For each non-negative integer $n$ let $I_n(\theta)=\int^1_{-1}(1-x^2)^ncos(\theta x) dx$. Prove that ${\theta}^2I_n=2n(2n − 1)I_{n-1}−4n(n−1)I_{n-2}$ for all $n\ge2$, and hence that ${\theta}^{2n+1}I_n(\theta)=n!(P_n(\theta)sin(θ)+Q_n(\theta)cos(\theta))$ for some pair $P_n$ and $Q_n$ of polynomials of degree at most $2n$ with integer coefficients.

Deduce that $\pi$ is irrational.

I've done most of the question but I'm just struggling with the final deduction. I've set $\theta=\pi$ to obtain $\pi^{2n+1}I_n(\pi)+n!Q_n(\pi)=0$, this is clearly a polynomial in $\pi$ of degree $2n+1$ with integer coefficients.
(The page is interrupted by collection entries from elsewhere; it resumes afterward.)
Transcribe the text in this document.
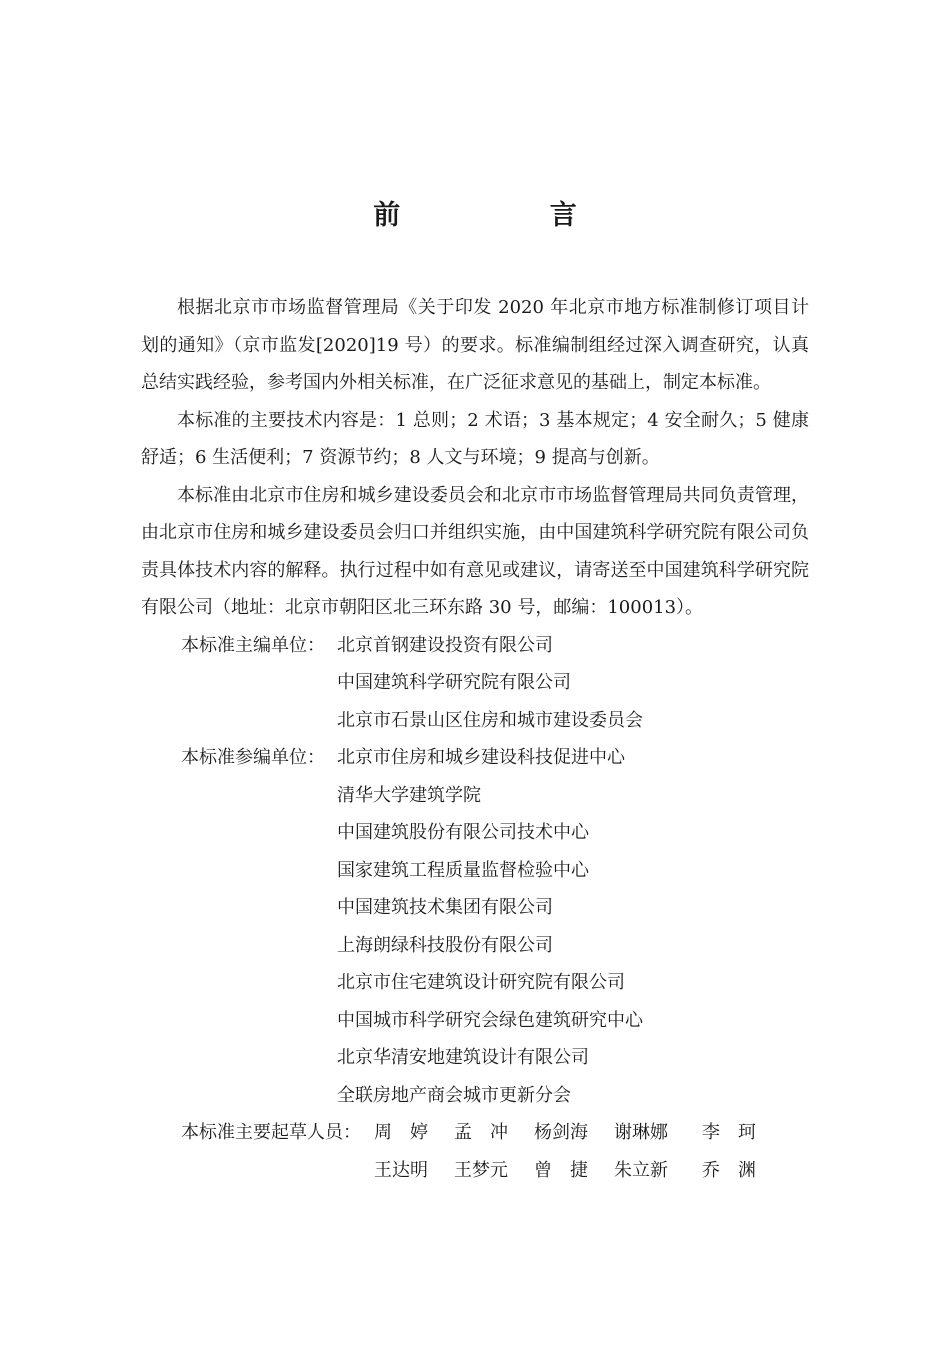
前 言

根据北京市市场监督管理局《关于印发 2020 年北京市地方标准制修订项目计划的通知》（京市监发[2020]19 号）的要求。标准编制组经过深入调查研究，认真总结实践经验，参考国内外相关标准，在广泛征求意见的基础上，制定本标准。

本标准的主要技术内容是：1 总则；2 术语；3 基本规定；4 安全耐久；5 健康舒适；6 生活便利；7 资源节约；8 人文与环境；9 提高与创新。

本标准由北京市住房和城乡建设委员会和北京市市场监督管理局共同负责管理，由北京市住房和城乡建设委员会归口并组织实施，由中国建筑科学研究院有限公司负责具体技术内容的解释。执行过程中如有意见或建议，请寄送至中国建筑科学研究院有限公司（地址：北京市朝阳区北三环东路 30 号，邮编：100013）。

本标准主编单位： 北京首钢建设投资有限公司
中国建筑科学研究院有限公司
北京市石景山区住房和城市建设委员会
本标准参编单位： 北京市住房和城乡建设科技促进中心
清华大学建筑学院
中国建筑股份有限公司技术中心
国家建筑工程质量监督检验中心
中国建筑技术集团有限公司
上海朗绿科技股份有限公司
北京市住宅建筑设计研究院有限公司
中国城市科学研究会绿色建筑研究中心
北京华清安地建筑设计有限公司
全联房地产商会城市更新分会
本标准主要起草人员： 周　婷	孟　冲	杨剑海	谢琳娜	李　珂
王达明	王梦元	曾　捷	朱立新	乔　渊
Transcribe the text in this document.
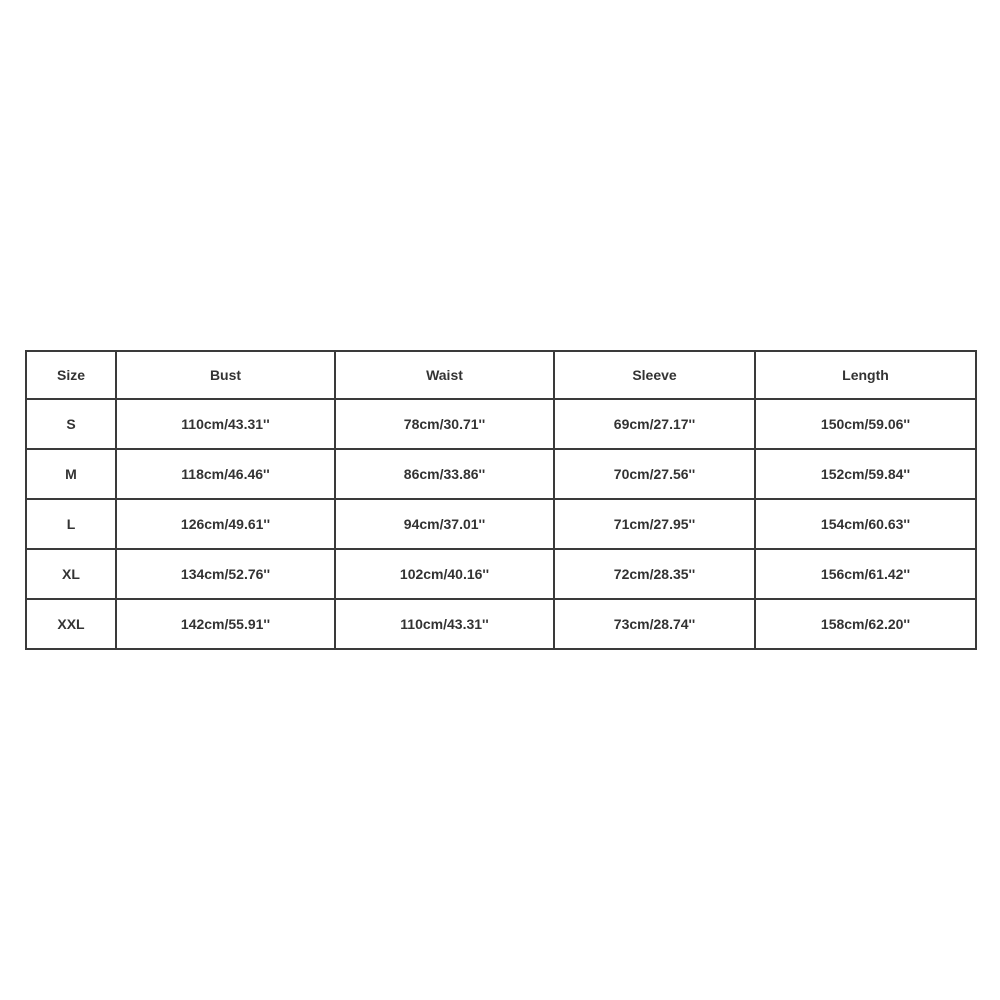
Size	Bust	Waist	Sleeve	Length
S	110cm/43.31''	78cm/30.71''	69cm/27.17''	150cm/59.06''
M	118cm/46.46''	86cm/33.86''	70cm/27.56''	152cm/59.84''
L	126cm/49.61''	94cm/37.01''	71cm/27.95''	154cm/60.63''
XL	134cm/52.76''	102cm/40.16''	72cm/28.35''	156cm/61.42''
XXL	142cm/55.91''	110cm/43.31''	73cm/28.74''	158cm/62.20''
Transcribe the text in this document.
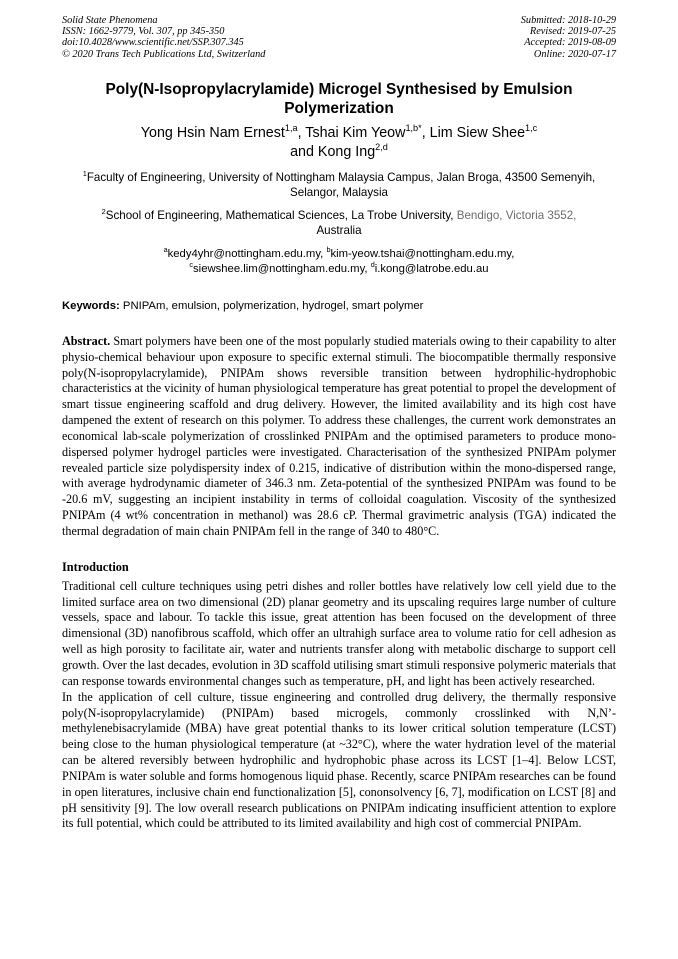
Solid State Phenomena
ISSN: 1662-9779, Vol. 307, pp 345-350
doi:10.4028/www.scientific.net/SSP.307.345
© 2020 Trans Tech Publications Ltd, Switzerland
Submitted: 2018-10-29
Revised: 2019-07-25
Accepted: 2019-08-09
Online: 2020-07-17
Poly(N-Isopropylacrylamide) Microgel Synthesised by Emulsion Polymerization
Yong Hsin Nam Ernest$^{1,a}$, Tshai Kim Yeow$^{1,b*}$, Lim Siew Shee$^{1,c}$
and Kong Ing$^{2,d}$
$^1$Faculty of Engineering, University of Nottingham Malaysia Campus, Jalan Broga, 43500 Semenyih, Selangor, Malaysia
$^2$School of Engineering, Mathematical Sciences, La Trobe University, Bendigo, Victoria 3552,
Australia
$^a$kedy4yhr@nottingham.edu.my, $^b$kim-yeow.tshai@nottingham.edu.my,
$^c$siewshee.lim@nottingham.edu.my, $^d$i.kong@latrobe.edu.au
Keywords: PNIPAm, emulsion, polymerization, hydrogel, smart polymer
Abstract. Smart polymers have been one of the most popularly studied materials owing to their capability to alter physio-chemical behaviour upon exposure to specific external stimuli. The biocompatible thermally responsive poly(N-isopropylacrylamide), PNIPAm shows reversible transition between hydrophilic-hydrophobic characteristics at the vicinity of human physiological temperature has great potential to propel the development of smart tissue engineering scaffold and drug delivery. However, the limited availability and its high cost have dampened the extent of research on this polymer. To address these challenges, the current work demonstrates an economical lab-scale polymerization of crosslinked PNIPAm and the optimised parameters to produce mono-dispersed polymer hydrogel particles were investigated. Characterisation of the synthesized PNIPAm polymer revealed particle size polydispersity index of 0.215, indicative of distribution within the mono-dispersed range, with average hydrodynamic diameter of 346.3 nm. Zeta-potential of the synthesized PNIPAm was found to be -20.6 mV, suggesting an incipient instability in terms of colloidal coagulation. Viscosity of the synthesized PNIPAm (4 wt% concentration in methanol) was 28.6 cP. Thermal gravimetric analysis (TGA) indicated the thermal degradation of main chain PNIPAm fell in the range of 340 to 480°C.
Introduction
Traditional cell culture techniques using petri dishes and roller bottles have relatively low cell yield due to the limited surface area on two dimensional (2D) planar geometry and its upscaling requires large number of culture vessels, space and labour. To tackle this issue, great attention has been focused on the development of three dimensional (3D) nanofibrous scaffold, which offer an ultrahigh surface area to volume ratio for cell adhesion as well as high porosity to facilitate air, water and nutrients transfer along with metabolic discharge to support cell growth. Over the last decades, evolution in 3D scaffold utilising smart stimuli responsive polymeric materials that can response towards environmental changes such as temperature, pH, and light has been actively researched.
In the application of cell culture, tissue engineering and controlled drug delivery, the thermally responsive poly(N-isopropylacrylamide) (PNIPAm) based microgels, commonly crosslinked with N,N’-methylenebisacrylamide (MBA) have great potential thanks to its lower critical solution temperature (LCST) being close to the human physiological temperature (at ~32°C), where the water hydration level of the material can be altered reversibly between hydrophilic and hydrophobic phase across its LCST [1–4]. Below LCST, PNIPAm is water soluble and forms homogenous liquid phase. Recently, scarce PNIPAm researches can be found in open literatures, inclusive chain end functionalization [5], cononsolvency [6, 7], modification on LCST [8] and pH sensitivity [9]. The low overall research publications on PNIPAm indicating insufficient attention to explore its full potential, which could be attributed to its limited availability and high cost of commercial PNIPAm.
I was thinking it may help to show that $I_n(\pi)$ is irrational, but beyond this I'm not sure.

Thank you

• Suppose $\pi/2 = a/b$ is rational, then set $\theta = \pi/2$. – Sameer Kailasa Aug 20 '16 at 21:16
• for broadening your culture, see the (hopefully shortest) proof of irrationnality of $\pi$ in (projecteuclid.org/euclid.bams/1183510788) – Jean Marie Aug 20 '16 at 21:50

## 1 Answer

This is Cartwright's proof of the irrationality of $\pi$. Put $\theta=\frac\pi2$ and obtain $$\theta^{2n+1}I_n(\theta)=n!P_n(\theta).\tag1$$ If $\theta=\frac ab$ is rational, then rearranging (1) gives $${a^{2n+1}\over n!}I_n(a/b) = b^{2n+1}P_n(a/b).\tag2$$ Note that the RHS of (2) is an integer, since $P_n$ has degree at most $2n$. Now look at the LHS. Notice that $I_n(a/b)$ lies between $0$ and $2$ for any $n$ (since the integrand is positive and bounded by $1$), while the expression $a^{2n+1}/n!$ gets arbitrarily small as $n\to\infty$. Thus for large enough $n$ we have found an integer between $0$ and $1$, a contradiction.